Anna Dorris

Year
Anna Verona Dorris

Contact Information



Biography

In 1922 Anna Verona Dorris was appointed as the first long-term geography instructor. Educated at the University of California and Columbia University, Dorris's original title was Supervisor of Visual Instruction (cartography and map interpretation); she later became Director of Visual Instruction, establishing the audio-visual center on campus (now Academic Technology), and Assistant Professor of Geography.
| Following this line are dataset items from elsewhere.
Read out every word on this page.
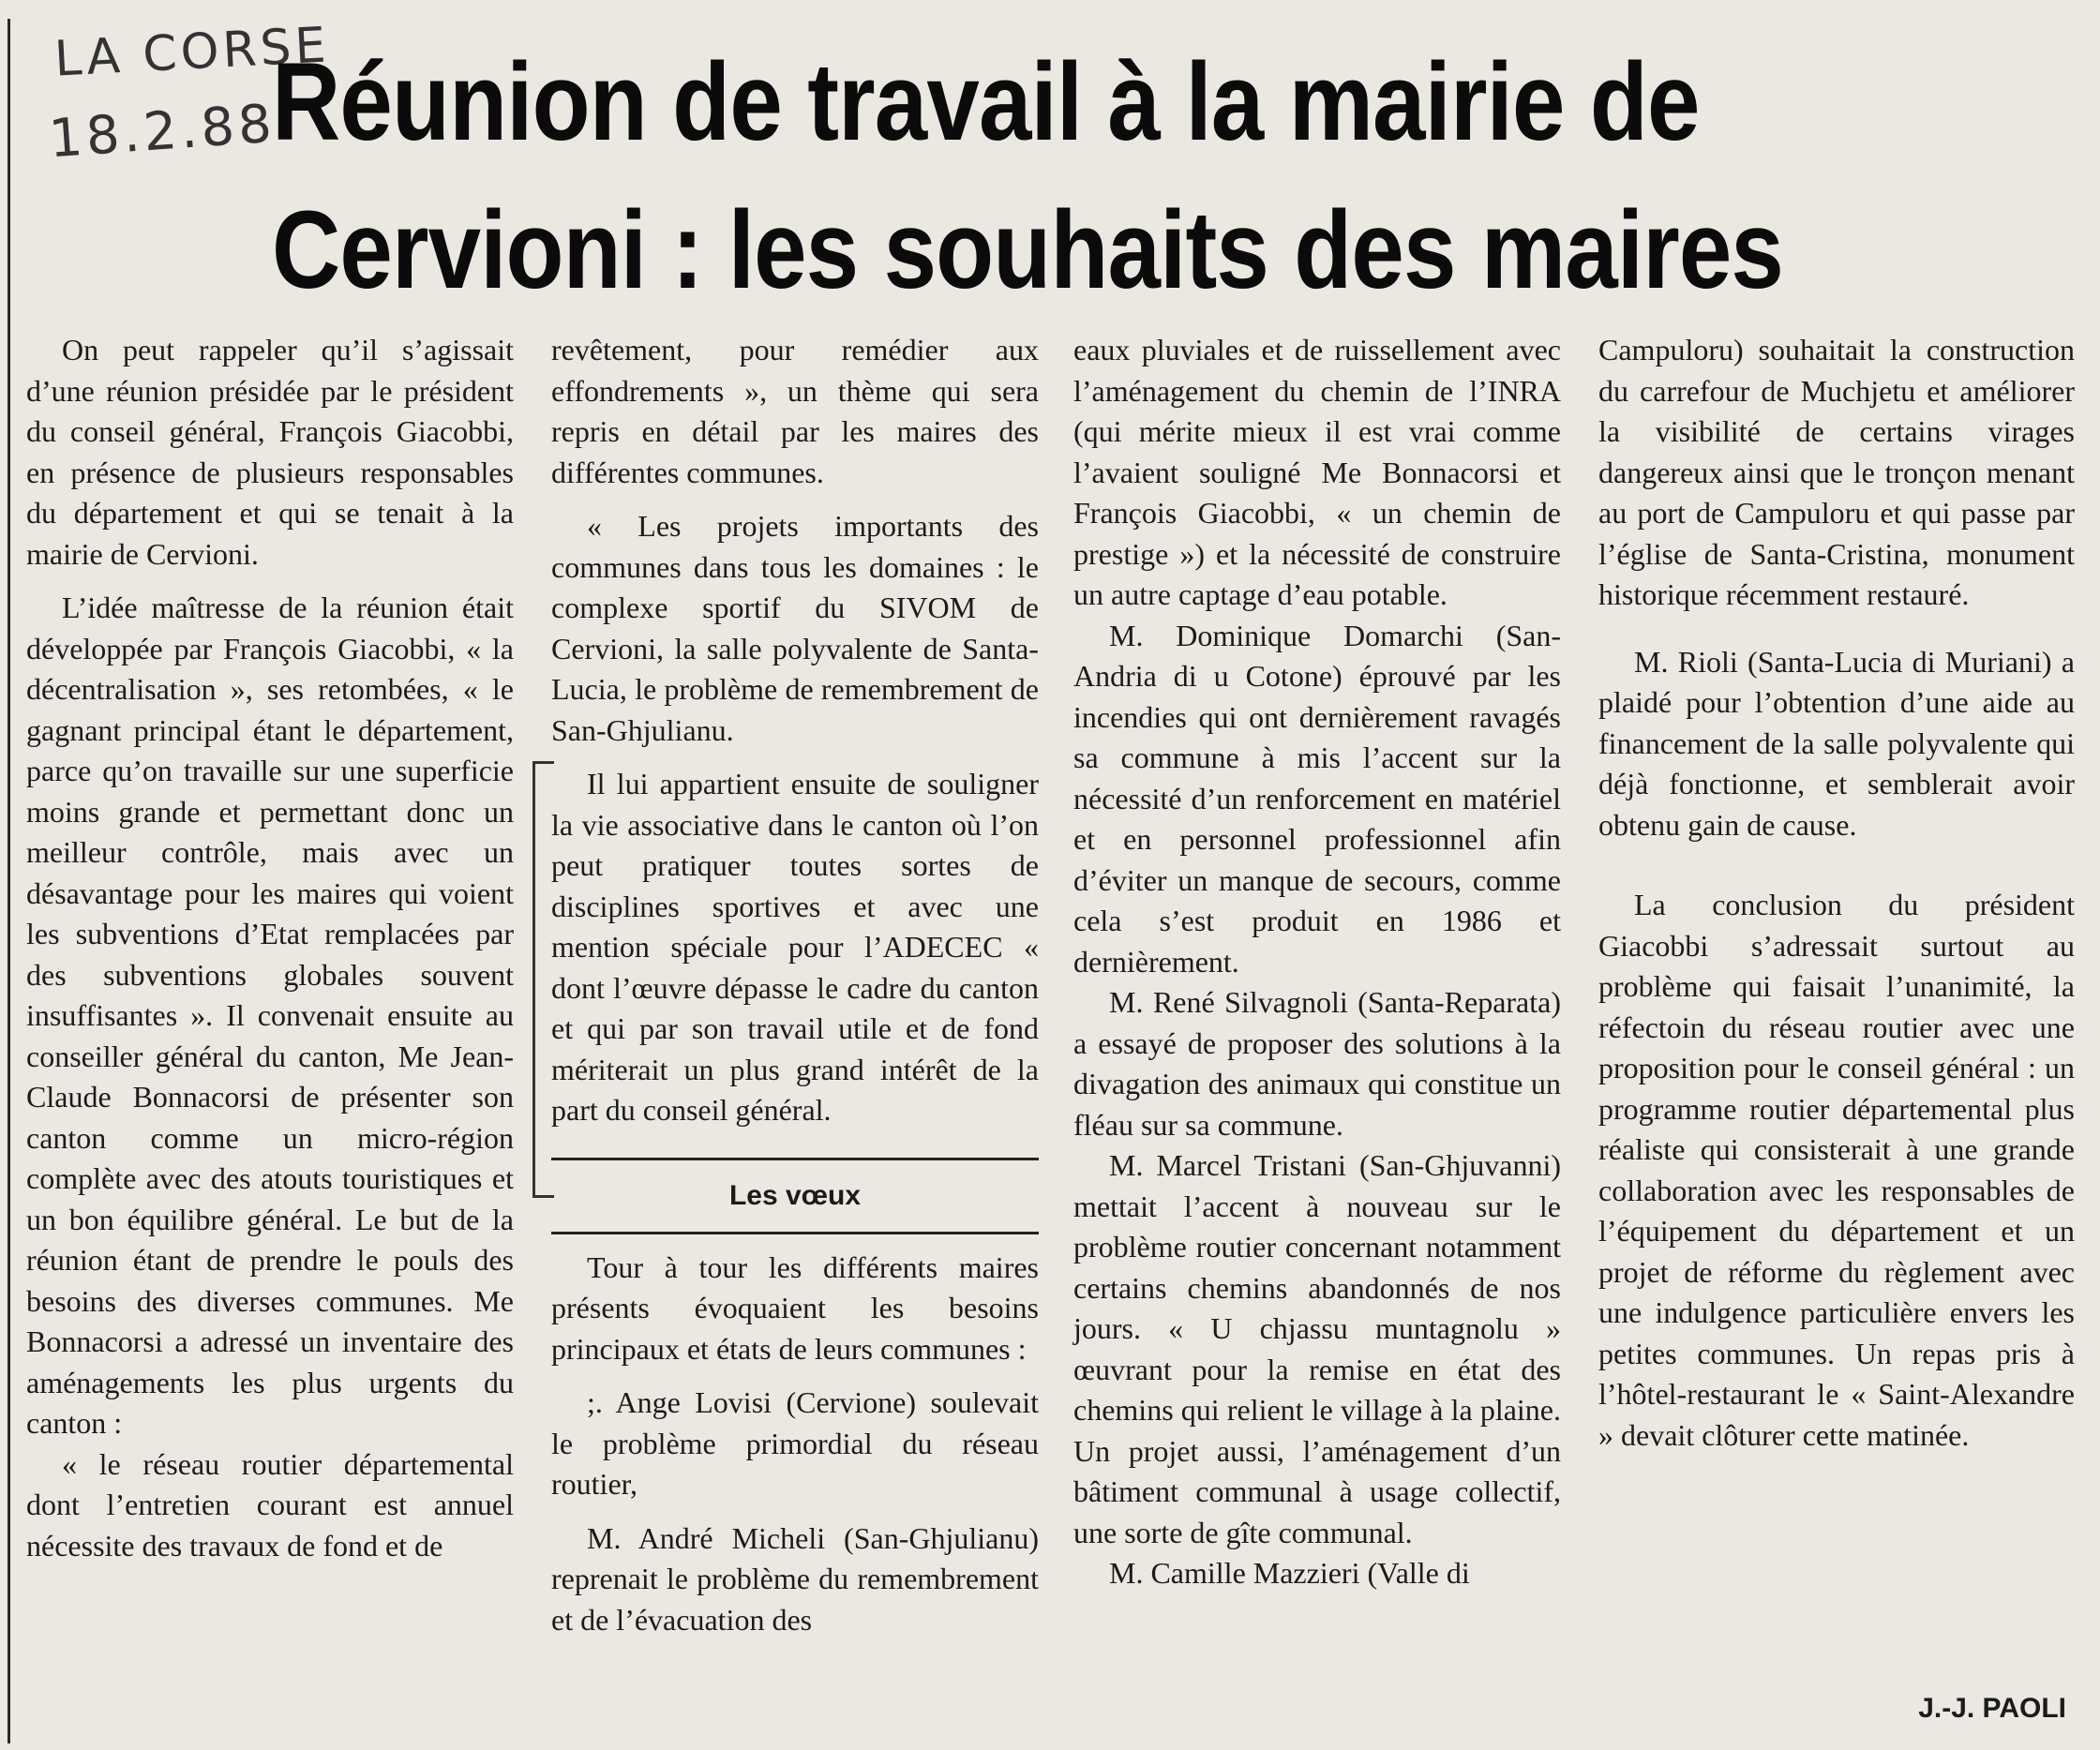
LA CORSE
18.2.88
Réunion de travail à la mairie de
Cervioni : les souhaits des maires

On peut rappeler qu’il s’agissait d’une réunion présidée par le président du conseil général, François Giacobbi, en présence de plusieurs responsables du département et qui se tenait à la mairie de Cervioni.

L’idée maîtresse de la réunion était développée par François Giacobbi, « la décentralisation », ses retombées, « le gagnant principal étant le département, parce qu’on travaille sur une superficie moins grande et permettant donc un meilleur contrôle, mais avec un désavantage pour les maires qui voient les subventions d’Etat remplacées par des subventions globales souvent insuffisantes ». Il convenait ensuite au conseiller général du canton, Me Jean-Claude Bonnacorsi de présenter son canton comme un micro-région complète avec des atouts touristiques et un bon équilibre général. Le but de la réunion étant de prendre le pouls des besoins des diverses communes. Me Bonnacorsi a adressé un inventaire des aménagements les plus urgents du canton :

« le réseau routier départemental dont l’entretien courant est annuel nécessite des travaux de fond et de

revêtement, pour remédier aux effondrements », un thème qui sera repris en détail par les maires des différentes communes.

« Les projets importants des communes dans tous les domaines : le complexe sportif du SIVOM de Cervioni, la salle polyvalente de Santa-Lucia, le problème de remembrement de San-Ghjulianu.

Il lui appartient ensuite de souligner la vie associative dans le canton où l’on peut pratiquer toutes sortes de disciplines sportives et avec une mention spéciale pour l’ADECEC « dont l’œuvre dépasse le cadre du canton et qui par son travail utile et de fond mériterait un plus grand intérêt de la part du conseil général.

Les vœux

Tour à tour les différents maires présents évoquaient les besoins principaux et états de leurs communes :

;. Ange Lovisi (Cervione) soulevait le problème primordial du réseau routier,

M. André Micheli (San-Ghjulianu) reprenait le problème du remembrement et de l’évacuation des

eaux pluviales et de ruissellement avec l’aménagement du chemin de l’INRA (qui mérite mieux il est vrai comme l’avaient souligné Me Bonnacorsi et François Giacobbi, « un chemin de prestige ») et la nécessité de construire un autre captage d’eau potable.

M. Dominique Domarchi (San-Andria di u Cotone) éprouvé par les incendies qui ont dernièrement ravagés sa commune à mis l’accent sur la nécessité d’un renforcement en matériel et en personnel professionnel afin d’éviter un manque de secours, comme cela s’est produit en 1986 et dernièrement.

M. René Silvagnoli (Santa-Reparata) a essayé de proposer des solutions à la divagation des animaux qui constitue un fléau sur sa commune.

M. Marcel Tristani (San-Ghjuvanni) mettait l’accent à nouveau sur le problème routier concernant notamment certains chemins abandonnés de nos jours. « U chjassu muntagnolu » œuvrant pour la remise en état des chemins qui relient le village à la plaine. Un projet aussi, l’aménagement d’un bâtiment communal à usage collectif, une sorte de gîte communal.

M. Camille Mazzieri (Valle di

Campuloru) souhaitait la construction du carrefour de Muchjetu et améliorer la visibilité de certains virages dangereux ainsi que le tronçon menant au port de Campuloru et qui passe par l’église de Santa-Cristina, monument historique récemment restauré.

M. Rioli (Santa-Lucia di Muriani) a plaidé pour l’obtention d’une aide au financement de la salle polyvalente qui déjà fonctionne, et semblerait avoir obtenu gain de cause.

La conclusion du président Giacobbi s’adressait surtout au problème qui faisait l’unanimité, la réfectoin du réseau routier avec une proposition pour le conseil général : un programme routier départemental plus réaliste qui consisterait à une grande collaboration avec les responsables de l’équipement du département et un projet de réforme du règlement avec une indulgence particulière envers les petites communes. Un repas pris à l’hôtel-restaurant le « Saint-Alexandre » devait clôturer cette matinée.

J.-J. PAOLI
Her 1928 book Visual Instruction in the Public Schools was a pioneer work in visual instruction; Dorris was president of Visual Instruction for the National Education Association (NEA) from 1927 to 1929.  For more about her work as a pioneer in visual instruction see Wendell G. Johnson's 2008 article "Anna Verona Dorris and the Visual Instruction Movement, 1918-1928, Tech Trends 52(4): 51-58. In the 1920s, Dorris taught such courses as Human Geography, Economic Geography, Geography of the Americas, and The New Point of View in Teaching Geography. Her courses were offered by the Social Sciences unit, which housed Contemporary Civilization, Geography, Economics, History, Sociology and Government courses. Anna Dorris also offered Introduction to Geology and Physiography in the Physical Sciences unit. Dorris continued teaching Geography here until 1948, when she gained emeritus status.

In the 1934 faculty listings, she is noted to have done field work in Europe, North Africa, Asia, Mexico, Australia and South Seas.